From a brief reading, it seems that it's possible to set the exit code from a stopped service in the call to Service_SetStatus()
.
According to the documentation for windows services status, it's possible to use the param dwWin32ExitCode
to indicate what the service should report when stopping. Currently, this value is always set to 0.
If the function Service_SetStatus()
was given another parameter to indicate the intended exit code, this could likely be fixed. At the moment I'm not able to test, verify and offer a concrete PR for this change - but hopefully, this will make the process easier for the person who's looking into this issue.
@darad @TechnicalPirate Can you test the @johron PR?
To install the latest development build:
pip install --upgrade --pre --extra-index-url https://marcelotduarte.github.io/packages/ cx_Freeze
Hey Marcel - thanks for flagging it - I will put it on my TODO list to test.
Thank you for taking this Johron! :)
Hi @marcelotduarte - I spent some time with Johron this week :)
- We reproduce the issue again on the latest version to confirm nothing had changed in the interim
- We then restored his PR / brought it up to the latest master
- Found some issues with it -> which we've now addressed
- I can now confirm that the PR is fresh & addresses the issue - the expected behavior is now being performed.
@TechnicalPirate Did you test today's last commit?
@marcelotduarte - Yep, we actually ended up on a call to go through and ensure we were both observing the same behaviour prior to making the change -> then confirming service recovery works as expected.

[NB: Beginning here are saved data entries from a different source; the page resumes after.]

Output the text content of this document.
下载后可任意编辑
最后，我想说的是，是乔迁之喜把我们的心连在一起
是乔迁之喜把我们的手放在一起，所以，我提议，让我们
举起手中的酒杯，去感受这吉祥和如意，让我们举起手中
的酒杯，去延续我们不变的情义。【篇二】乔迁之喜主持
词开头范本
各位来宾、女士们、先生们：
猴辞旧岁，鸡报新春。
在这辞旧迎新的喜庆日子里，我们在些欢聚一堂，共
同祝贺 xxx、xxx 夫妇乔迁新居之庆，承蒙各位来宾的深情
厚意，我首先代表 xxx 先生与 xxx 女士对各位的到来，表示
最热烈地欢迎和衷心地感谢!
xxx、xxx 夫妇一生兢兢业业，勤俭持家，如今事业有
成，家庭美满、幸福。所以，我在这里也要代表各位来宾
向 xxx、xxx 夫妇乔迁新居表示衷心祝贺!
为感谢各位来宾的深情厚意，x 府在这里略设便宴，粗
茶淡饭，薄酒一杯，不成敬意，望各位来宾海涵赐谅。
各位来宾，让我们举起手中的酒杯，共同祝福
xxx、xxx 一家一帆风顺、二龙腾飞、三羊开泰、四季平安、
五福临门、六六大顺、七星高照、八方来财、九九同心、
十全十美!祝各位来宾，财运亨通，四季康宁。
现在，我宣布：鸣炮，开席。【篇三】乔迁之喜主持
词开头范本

There is one small nuance that's worth commenting on here - even with the latest commit - there is an implicit assumption that the service has to enter a running state for recovery measures to kick-in if the service process encounters an unhandled exception during execution. ( Something we discovered during testing ).
But I can confirm that as of the latest commit a9e0df3 on that PR - everything is tested and working 👍